L’acquisizione dei file Xml trasmessi dai registratori telematici (Rt)
Rimane al momento aperto il problema dell’acquisizione vera e propria dei file Xml trasmessi all’agenzia delle Entrate dagli Rt, possibile solo tramite il portale web «Fatture e corrispettivi» per gli utenti che dispongono dell'accreditamento FiscOnline, Entratel o Spid.
Si tratta di un’attività che è di fatto al momento completamente manuale, anche se in linea di principio tecnicamente sarebbe possibile automatizzarla “robottizzando” l’accesso e il download dei file Xml con specifici script. Tuttavia come AssoSoftware non possiamo che sconsigliare l’utilizzo di tale tecnica, in quanto da una parte potrebbe non funzionare più da un giorno all’altro - ad esempio nel caso di modifica delle pagine del portale o se venisse implementato all'improvviso un sistema di autenticazione con Captcha - dall’altra perché espone chi la esegue a rischi legali, visto che molti aspetti giuridici connessi al suo utilizzo sono fortemente in dubbio considerate le limitazioni d'uso del portale presenti nel disclaimer dell’agenzia delle Entrate.

AssoSoftware ha richiesto a più riprese all’agenzia delle Entrate di utilizzare sistemi “trasparenti” di dialogo con i servizi del portale in cooperazione applicativa e, nel caso specifico dei corrispettivi, di poter acquisire i dati anche tramite sistemi di “consegna” automatica, che possano operare con modalità simili a quelle della fatturazione elettronica.
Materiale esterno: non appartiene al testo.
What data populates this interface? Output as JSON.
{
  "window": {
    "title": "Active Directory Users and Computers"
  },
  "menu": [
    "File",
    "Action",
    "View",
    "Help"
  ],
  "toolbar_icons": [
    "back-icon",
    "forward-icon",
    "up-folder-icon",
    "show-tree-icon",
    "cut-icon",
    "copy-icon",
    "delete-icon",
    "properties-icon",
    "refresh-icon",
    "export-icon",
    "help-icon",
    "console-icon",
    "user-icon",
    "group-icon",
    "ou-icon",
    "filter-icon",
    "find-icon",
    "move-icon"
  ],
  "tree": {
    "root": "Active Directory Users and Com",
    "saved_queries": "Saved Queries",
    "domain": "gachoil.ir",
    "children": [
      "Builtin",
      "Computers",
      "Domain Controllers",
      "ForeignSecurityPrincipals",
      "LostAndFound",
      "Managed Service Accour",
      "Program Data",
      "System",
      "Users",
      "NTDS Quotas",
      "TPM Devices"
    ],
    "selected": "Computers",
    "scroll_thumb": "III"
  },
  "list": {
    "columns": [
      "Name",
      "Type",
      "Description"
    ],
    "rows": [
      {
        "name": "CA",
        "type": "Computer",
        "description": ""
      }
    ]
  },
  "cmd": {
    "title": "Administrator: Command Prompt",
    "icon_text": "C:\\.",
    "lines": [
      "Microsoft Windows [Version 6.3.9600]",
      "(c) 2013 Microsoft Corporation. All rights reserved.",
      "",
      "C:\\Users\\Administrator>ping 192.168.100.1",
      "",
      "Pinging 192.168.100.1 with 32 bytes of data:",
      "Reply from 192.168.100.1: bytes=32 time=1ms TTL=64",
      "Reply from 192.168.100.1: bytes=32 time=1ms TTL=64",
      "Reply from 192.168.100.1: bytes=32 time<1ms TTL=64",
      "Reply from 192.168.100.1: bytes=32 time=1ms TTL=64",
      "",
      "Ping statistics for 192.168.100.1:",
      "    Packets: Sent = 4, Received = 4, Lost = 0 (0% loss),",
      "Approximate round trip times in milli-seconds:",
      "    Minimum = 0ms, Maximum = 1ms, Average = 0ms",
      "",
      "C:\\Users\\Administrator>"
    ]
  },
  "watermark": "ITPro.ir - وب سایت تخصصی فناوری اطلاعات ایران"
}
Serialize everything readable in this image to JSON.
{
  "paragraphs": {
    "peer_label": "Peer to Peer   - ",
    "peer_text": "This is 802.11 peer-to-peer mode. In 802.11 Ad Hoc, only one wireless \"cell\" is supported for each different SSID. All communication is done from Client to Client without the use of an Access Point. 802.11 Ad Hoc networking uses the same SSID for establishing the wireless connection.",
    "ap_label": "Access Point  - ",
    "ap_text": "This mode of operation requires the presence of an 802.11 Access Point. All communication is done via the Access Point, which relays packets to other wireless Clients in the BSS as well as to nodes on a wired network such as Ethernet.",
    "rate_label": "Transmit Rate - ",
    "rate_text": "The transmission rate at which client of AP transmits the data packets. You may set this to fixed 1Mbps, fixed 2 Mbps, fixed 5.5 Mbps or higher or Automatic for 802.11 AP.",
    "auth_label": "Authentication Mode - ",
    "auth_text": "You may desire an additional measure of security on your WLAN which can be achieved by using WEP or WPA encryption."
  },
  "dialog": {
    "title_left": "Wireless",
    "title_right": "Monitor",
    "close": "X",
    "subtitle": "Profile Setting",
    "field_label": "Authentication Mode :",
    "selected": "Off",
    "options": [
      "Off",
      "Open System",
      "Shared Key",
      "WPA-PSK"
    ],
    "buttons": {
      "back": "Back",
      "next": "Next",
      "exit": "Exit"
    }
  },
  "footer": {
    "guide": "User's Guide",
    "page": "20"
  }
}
Sul punto si è in attesa di una decisione dell'agenzia delle Entrate, cui dovrà necessariamente seguire apposito provvedimento attuativo. Qualora tale richiesta venisse soddisfatta, esercenti e consulenti fiscali potrebbero ricevere direttamente sul loro software gestionale i dati trasmessi dagli Rt all’agenzia delle Entrate, in modo automatico, trasparente e sicuro, alla stregua di quanto avviene ora per le fatture elettroniche.
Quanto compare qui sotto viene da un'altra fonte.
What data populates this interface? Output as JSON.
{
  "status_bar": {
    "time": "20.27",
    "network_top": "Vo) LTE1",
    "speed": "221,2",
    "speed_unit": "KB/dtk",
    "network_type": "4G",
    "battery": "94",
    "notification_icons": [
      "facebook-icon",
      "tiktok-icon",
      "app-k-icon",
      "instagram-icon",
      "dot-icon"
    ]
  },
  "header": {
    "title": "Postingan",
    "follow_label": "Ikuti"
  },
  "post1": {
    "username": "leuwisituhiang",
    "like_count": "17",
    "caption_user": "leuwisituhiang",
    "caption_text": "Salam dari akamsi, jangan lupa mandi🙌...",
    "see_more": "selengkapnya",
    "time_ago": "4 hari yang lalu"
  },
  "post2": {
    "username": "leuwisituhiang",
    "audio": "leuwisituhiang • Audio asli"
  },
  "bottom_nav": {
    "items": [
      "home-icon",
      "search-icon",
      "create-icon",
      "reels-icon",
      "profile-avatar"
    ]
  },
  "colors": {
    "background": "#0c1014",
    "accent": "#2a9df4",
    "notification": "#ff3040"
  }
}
Le software house stanno tutte operando per rendere automatico l’importazione dei flussi all'interno delle proprie procedure, fornendo in molti casi un accesso anche al cliente del commercialista che consenta a questi di integrare le informazioni contenute nei flussi con dati gestionali, relativamente ad esempio alla classificazione del ricavo, al punto vendita cui si riferisce il corrispettivo, all’eventuale centro di costo a cui imputarlo.